My question is, “ A line with slope 3/2 that passes through the point (-2,0)” I have to find an equation. Can someone give me a rough explanation of how to do this, so i can figure this out? Thanks!
y = m x + b
is a straight line that has slope m and when x = 0, y = b
now we already know m = 3/2
so
y = (3/2) x + b
and we have y = 0 when x = -2
so
0 = (3/2)(-2) + b
0 = -3 + b
b = 3
so
y = (3/2) x + 3
or
2 y = 3 x + 6
THANK YOU!!!!!!!
You are welcome.
use the point-slope form of a line. The line with slope m that passes through (h,k) is
y-k = m(x-h)
So, using your numbers,
y-0 = 3/2 (x+2)
you can massage that as you will
To find the equation of a line with a given slope and that passes through a given point, you can follow these steps:
1. Write down the given slope: In this case, the slope is 3/2.
2. Write down the given point: The point is (-2, 0), where (-2) is the x-coordinate and 0 is the y-coordinate.
3. Use the point-slope form of a linear equation: The point-slope form of a linear equation is y - y1 = m(x - x1), where (x1, y1) represents the given point, and m represents the slope.
4. Plug in the values into the point-slope form equation: In this case, plugging in the values gives us: y - 0 = (3/2)(x - (-2)).
5. Simplify the equation: Simplify the equation further by multiplying 3/2 with x - (-2).
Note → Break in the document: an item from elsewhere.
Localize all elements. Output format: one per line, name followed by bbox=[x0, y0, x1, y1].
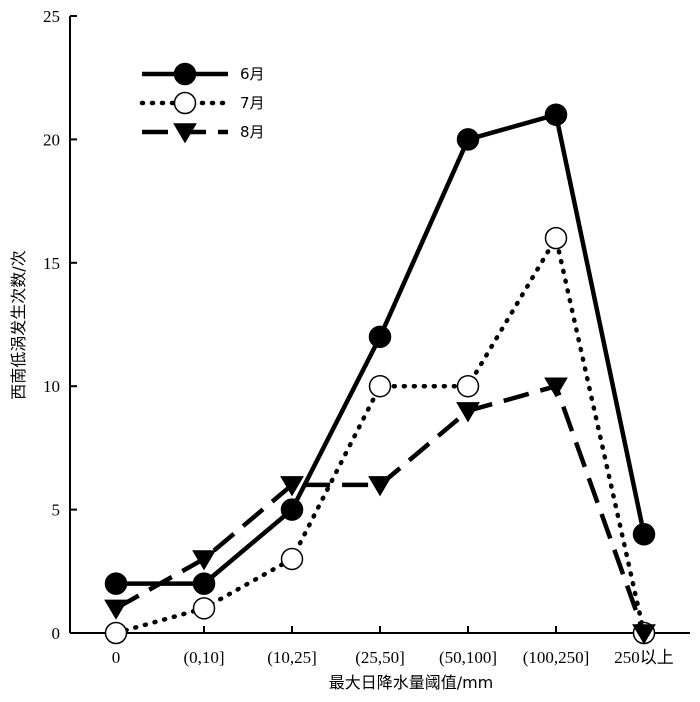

This gives us: y = (3/2)(x + 2).
6. Distribute the slope: Distribute the slope 3/2 to both x and 2: y = (3/2)x + (3/2)(2).
7. Simplify the equation further: Simplify the equation by multiplying (3/2) with 2: y = (3/2)x + 3.
Therefore, the equation of the line with a slope of 3/2 that passes through the point (-2, 0) is y = (3/2)x + 3.